— Алексей, я просто хотела спросить… Может, заедешь ко мне на выходных? Кран в ванной подтекает уже неделю. Управление не реагирует совсем.
Мать звонила в третий раз за день. В трубке слышался тот особенный заискивающий тон, который Алексей ненавидел с детства.
— Мам, у меня завал на работе. Сокращения, понимаешь? Не до этого сейчас.
— Сантехника, что ли, вызвать нельзя? — вполголоса бросила Мария, нарезая салат на ужин. — Всегда одно и то же.
Алексей отмахнулся и прикрыл трубку рукой.
— Я тебя слышала, — голос матери звучал с неожиданной твердостью. — Передай невестке, что я все понимаю. Не хочу никому мешать.
— Мам, не начинай. Просто времени совсем нет.
— Конечно-конечно. Всем некогда. А мне что делать? Тут потоп скоро будет.
Алексей потер переносицу. Боль, появившаяся с утра, медленно расползалась от затылка к вискам. На заводе опять задержали зарплату, директор намекал на новую волну сокращений. Дома двое детей, ипотека и Мария с ее вечным недовольством. А тут еще мать с бесконечными просьбами.
— В субботу, ладно? Только быстро. У нас Настя на музыкальный конкурс едет, надо ее подготовить.
— Спасибо, сынок. — В голосе Екатерины Ивановны промелькнула такая искренняя благодарность, что Алексею стало не по себе. — Я пирожков напеку, твои любимые.
Мария громко хмыкнула, и Алексей, бросив короткое прощание, положил трубку.
— Опять на выходных к ней? — Мария с силой воткнула нож в разделочную доску. — Я понимаю, мать и все такое, но сколько можно? У нас своя жизнь.

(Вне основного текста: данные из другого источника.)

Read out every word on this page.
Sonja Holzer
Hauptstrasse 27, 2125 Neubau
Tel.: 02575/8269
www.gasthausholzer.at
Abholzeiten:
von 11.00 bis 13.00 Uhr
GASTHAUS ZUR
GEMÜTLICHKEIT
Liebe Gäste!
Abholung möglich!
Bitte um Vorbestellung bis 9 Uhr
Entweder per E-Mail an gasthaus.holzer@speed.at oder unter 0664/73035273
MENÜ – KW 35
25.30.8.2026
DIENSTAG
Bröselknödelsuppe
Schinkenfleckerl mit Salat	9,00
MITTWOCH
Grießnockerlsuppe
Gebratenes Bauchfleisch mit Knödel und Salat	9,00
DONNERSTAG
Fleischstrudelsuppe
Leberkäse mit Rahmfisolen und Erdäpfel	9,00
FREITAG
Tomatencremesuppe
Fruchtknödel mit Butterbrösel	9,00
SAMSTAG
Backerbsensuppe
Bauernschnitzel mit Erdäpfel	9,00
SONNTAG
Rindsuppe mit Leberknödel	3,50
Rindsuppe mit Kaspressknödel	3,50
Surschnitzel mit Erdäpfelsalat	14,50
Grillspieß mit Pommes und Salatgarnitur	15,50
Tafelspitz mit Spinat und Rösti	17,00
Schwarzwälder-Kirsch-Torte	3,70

Алексей устало опустился на стул. Квартира, купленная в ипотеку три года назад, казалась тесной, несмотря на ремонт и современную мебель.
— Что я должен сделать? Отказать ей?
— Да хоть раз! — Мария всплеснула руками. — Почему сантехника вызвать нельзя? Копейки же стоит. Или соседку попросить, эту… как ее?
— Нину, — машинально поправил Алексей. — Вечно забываешь.
— Да хоть горшком назови. Я устала от этого. Каждые выходные одно и то же.
Она была права. Екатерина Ивановна звонила регулярно. То лампочка перегорела, то замок заедает, то с пенсией в собесе что-то напутали. Казалось, что в свои шестьдесят пять она намеренно придумывает поводы затащить сына в свою старую, пахнущую лекарствами квартиру.
— Чай остывает, — тихо сказал Алексей, пытаясь сменить тему.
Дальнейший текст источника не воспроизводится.